Supo, al mirar sus ojos, que cada día podría prometerle ser feliz, con el único anhelo que esa luz no le faltara, un poquito, con cada alborada.
Y al sonreírle, recordó, levemente, las veces que había llorado, aquellas que sintió miedo, y creía que nunca volvería a ser feliz… esos recuerdos, ahora lejanos, solo eran ecos de una superación personal, aquella que le decía lo importante que era: “intentar ser feliz, vivir y dejar vivir”

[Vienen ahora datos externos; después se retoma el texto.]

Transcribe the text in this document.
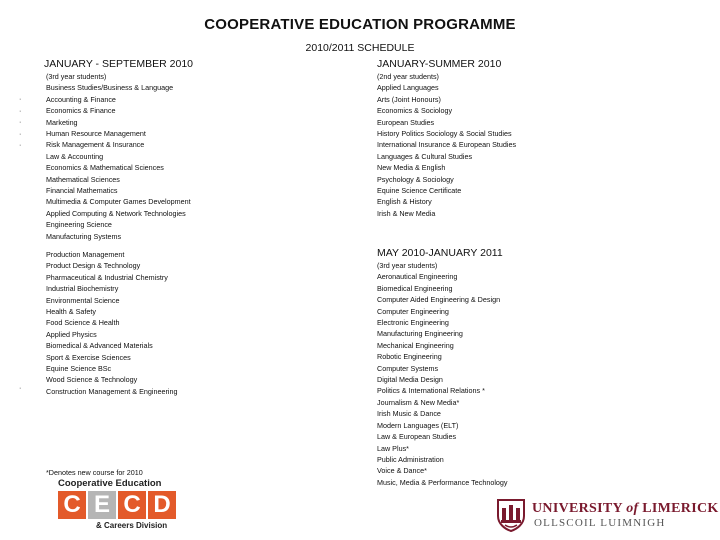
COOPERATIVE EDUCATION PROGRAMME
2010/2011 SCHEDULE
JANUARY - SEPTEMBER 2010
(3rd year students)
Business Studies/Business & Language
Accounting & Finance
Economics & Finance
Marketing
Human Resource Management
Risk Management & Insurance
Law & Accounting
Economics & Mathematical Sciences
Mathematical Sciences
Financial Mathematics
Multimedia & Computer Games Development
Applied Computing & Network Technologies
Engineering Science
Manufacturing Systems
Production Management
Product Design & Technology
Pharmaceutical & Industrial Chemistry
Industrial Biochemistry
Environmental Science
Health & Safety
Food Science & Health
Applied Physics
Biomedical & Advanced Materials
Sport & Exercise Sciences
Equine Science BSc
Wood Science & Technology
Construction Management & Engineering
·
·
·
·
·
·
*Denotes new course for 2010
JANUARY-SUMMER 2010
(2nd year students)
Applied Languages
Arts (Joint Honours)
Economics & Sociology
European Studies
History Politics Sociology & Social Studies
International Insurance & European Studies
Languages & Cultural Studies
New Media & English
Psychology & Sociology
Equine Science Certificate
English & History
Irish & New Media
MAY 2010-JANUARY 2011
(3rd year students)
Aeronautical Engineering
Biomedical Engineering
Computer Aided Engineering & Design
Computer Engineering
Electronic Engineering
Manufacturing Engineering
Mechanical Engineering
Robotic Engineering
Computer Systems
Digital Media Design
Politics & International Relations *
Journalism & New Media*
Irish Music & Dance
Modern Languages (ELT)
Law & European Studies
Law Plus*
Public Administration
Voice & Dance*
Music, Media & Performance Technology
Cooperative Education
C E C D
& Careers Division
UNIVERSITY of LIMERICK
OLLSCOIL LUIMNIGH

Entonces, recordó esa promesa, junto a su casa, en una noche mágica, cuando sintió como el frescor le calmaba en un solo segundo, cuando las palmas de sus manos se dejaron seducir por el movimiento de sus manos y entonces juró no olvidar que la felicidad era el instante supremo en el que todo se para y nada te asusta. Durara lo que durara, si algo así llega a nuestras vidas, será eterno, mientras lo recordemos.
Suyos…todos aquellos minutos eran suyos, como cuando respiraba profundamente y con pausa, para calmarse, antes de llamar, y que así no notara su alteración.
El momento era suyo, eterno, irrepetible, especial, porque quería vivirlo así, como las historias que te empeñas que terminen bien… quizás porque nunca empiezan y por eso, aquella noche, su secreto quedaría enredado entre esos anhelos inconfesables, esa inocencia recuperada, esa pasión de querer y no esperar que te quieran igual… prefería quedarse siempre con la duda a romper en mil pedazos una nueva noche, soñando su rostro.